Fiquemos neste último exemplo, onde a compra de candidatos torna os
resultados mais visíveis. Bairros inteiros de São Paulo têm seus usos
modificados para atender a sanha dos financiadores de campanha que,
por eles, loteavam até o Parque Ibirapuera. Ruas calmas de unidades
habitacionais unifamiliares onde, num quarteirão, moram no máximo cem
pessoas, transformam-se numa penada em paliteiros abrigando milhares
de paulistanos. São igualmente milhares de carros trafegando no mesmo
espaço onde antes eles não chegavam a centena, para não falar das
sobrecargas nas redes elétrica (transformadores explodindo nos postes
a todo o momento), hidráulica, de saneamento e telefonia.

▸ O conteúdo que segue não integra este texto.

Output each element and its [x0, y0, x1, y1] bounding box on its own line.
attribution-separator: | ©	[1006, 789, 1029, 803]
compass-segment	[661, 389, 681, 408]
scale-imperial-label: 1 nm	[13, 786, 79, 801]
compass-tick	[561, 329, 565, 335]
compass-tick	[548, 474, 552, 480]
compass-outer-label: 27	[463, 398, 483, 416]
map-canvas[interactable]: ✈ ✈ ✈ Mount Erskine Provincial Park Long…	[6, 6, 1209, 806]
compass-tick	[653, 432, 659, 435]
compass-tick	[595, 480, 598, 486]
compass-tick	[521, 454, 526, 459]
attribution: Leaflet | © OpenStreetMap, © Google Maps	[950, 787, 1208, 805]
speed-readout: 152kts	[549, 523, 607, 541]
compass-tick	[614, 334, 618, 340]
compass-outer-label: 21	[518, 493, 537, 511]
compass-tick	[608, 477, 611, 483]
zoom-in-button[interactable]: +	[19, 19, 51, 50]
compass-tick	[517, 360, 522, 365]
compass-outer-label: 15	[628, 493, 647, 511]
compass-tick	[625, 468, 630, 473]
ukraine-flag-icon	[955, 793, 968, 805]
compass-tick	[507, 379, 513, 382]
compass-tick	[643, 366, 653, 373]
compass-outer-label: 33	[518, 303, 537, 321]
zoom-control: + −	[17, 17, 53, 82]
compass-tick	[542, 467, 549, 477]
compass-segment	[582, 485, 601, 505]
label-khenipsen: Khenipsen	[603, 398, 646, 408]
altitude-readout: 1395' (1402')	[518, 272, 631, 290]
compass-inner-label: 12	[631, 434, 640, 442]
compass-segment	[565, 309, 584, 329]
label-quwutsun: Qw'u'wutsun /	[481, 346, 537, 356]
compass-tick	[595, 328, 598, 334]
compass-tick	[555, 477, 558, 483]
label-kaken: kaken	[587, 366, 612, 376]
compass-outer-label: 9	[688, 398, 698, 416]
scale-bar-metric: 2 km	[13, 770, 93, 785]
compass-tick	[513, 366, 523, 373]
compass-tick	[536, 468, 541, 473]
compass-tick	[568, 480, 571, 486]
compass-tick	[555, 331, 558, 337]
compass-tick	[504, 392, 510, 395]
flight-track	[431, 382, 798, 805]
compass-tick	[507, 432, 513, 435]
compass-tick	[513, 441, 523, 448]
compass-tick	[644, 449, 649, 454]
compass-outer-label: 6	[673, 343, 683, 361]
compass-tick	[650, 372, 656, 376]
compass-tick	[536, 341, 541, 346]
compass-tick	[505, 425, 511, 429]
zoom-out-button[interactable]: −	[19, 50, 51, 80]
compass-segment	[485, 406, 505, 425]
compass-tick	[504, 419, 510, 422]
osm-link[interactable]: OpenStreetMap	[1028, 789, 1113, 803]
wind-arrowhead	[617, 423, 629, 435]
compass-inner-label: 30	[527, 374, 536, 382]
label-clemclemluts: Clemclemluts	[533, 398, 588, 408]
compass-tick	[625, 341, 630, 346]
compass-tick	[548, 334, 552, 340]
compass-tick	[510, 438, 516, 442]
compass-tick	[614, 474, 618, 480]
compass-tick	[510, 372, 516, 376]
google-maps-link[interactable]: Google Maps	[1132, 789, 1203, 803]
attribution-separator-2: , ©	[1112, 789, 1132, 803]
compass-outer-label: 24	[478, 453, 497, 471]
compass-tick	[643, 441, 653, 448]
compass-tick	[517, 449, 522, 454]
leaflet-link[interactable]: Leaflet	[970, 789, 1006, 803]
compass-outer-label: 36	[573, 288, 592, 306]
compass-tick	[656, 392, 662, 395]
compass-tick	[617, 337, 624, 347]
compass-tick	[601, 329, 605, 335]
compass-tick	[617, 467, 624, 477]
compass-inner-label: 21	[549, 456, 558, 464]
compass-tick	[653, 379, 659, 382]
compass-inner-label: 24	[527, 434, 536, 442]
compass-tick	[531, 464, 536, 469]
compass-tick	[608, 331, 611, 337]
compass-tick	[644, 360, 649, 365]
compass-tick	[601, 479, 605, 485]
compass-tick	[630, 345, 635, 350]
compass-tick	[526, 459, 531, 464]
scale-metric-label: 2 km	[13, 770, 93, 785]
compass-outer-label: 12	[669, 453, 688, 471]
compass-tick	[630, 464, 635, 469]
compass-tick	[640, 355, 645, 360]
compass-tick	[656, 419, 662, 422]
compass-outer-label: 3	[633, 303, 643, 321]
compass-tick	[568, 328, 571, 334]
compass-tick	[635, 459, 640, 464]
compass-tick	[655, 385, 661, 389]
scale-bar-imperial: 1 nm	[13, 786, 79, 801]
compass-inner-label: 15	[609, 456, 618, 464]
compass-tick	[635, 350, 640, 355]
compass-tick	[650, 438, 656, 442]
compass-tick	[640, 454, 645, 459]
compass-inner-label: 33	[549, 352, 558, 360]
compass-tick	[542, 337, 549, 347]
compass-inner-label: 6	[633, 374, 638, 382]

Nada disso interessa às empreiteiras. O objetivo delas é apenas
comercial. E para isso contribuem com as campanhas de vereadores e
prefeitos sabendo que os seus interesses serão ardorosamente
defendidos. Já os dos cidadãos...

Fecha-se um circuito nefasto no qual o candidato é um simples
intermediário entre as empresas e os eleitores. Chega-se à beira do
estelionato eleitoral na medida em que o cidadão vota num candidato,
ou mesmo num partido, quando na verdade o que ele está levando ao
poder são os interesses de uma empresa ou de todo um setor
empresarial. Claro que há exceções, mas infelizmente elas estão
ficando cada vez mais raras.

De forma transversa, voltamos à democracia censitária do Primeiro
Reinado quando a Constituição outorgada, em 1824, por D.Pedro I
estabeleceu o direito de voto apenas para homens com renda acima de
determinado patamar. Hoje todos votam, mas só se elegem os que
conseguem ?doações eleitorais? acima de patamares cada vez mais
elevados. As exceções mencionadas servem para manter a aparência da
igualdade democrática.

Fica claro, portanto, que a expressão "doação eleitoral" usada pela
Justiça e pela mídia não passa de um mero eufemismo. Na realidade
trata-se de investimento de curto prazo para quem financia campanhas
eleitorais. Os dividendos são quase automáticos, recebidos através da
manutenção de privilégios privados em detrimento dos interesses gerais
da sociedade.

O financiamento público das campanhas, articulado com a implantação do
voto distrital misto, são instrumentos óbvios para reduzir essas
práticas anti-democráticas. Mas quem deveria tomar as iniciativas de
mudança são os mesmos parlamentares "eleitos" pelos grupos
interessados apenas em manter tudo como está. A convocação de uma
Assembléia Nacional, eleita sem os vícios aqui apontados e voltada
para objetivos específicos e claramente definidos, é mais do que
urgente. Será pedir muito?

*Laurindo Lalo Leal Filho, sociólogo e jornalista, é professor de Jornalismo da ECA-USP e da Faculdade Cásper Líbero. É autor, entre outros, de “A TV sob controle – A resposta da sociedade ao poder da televisão” (Summus Editorial).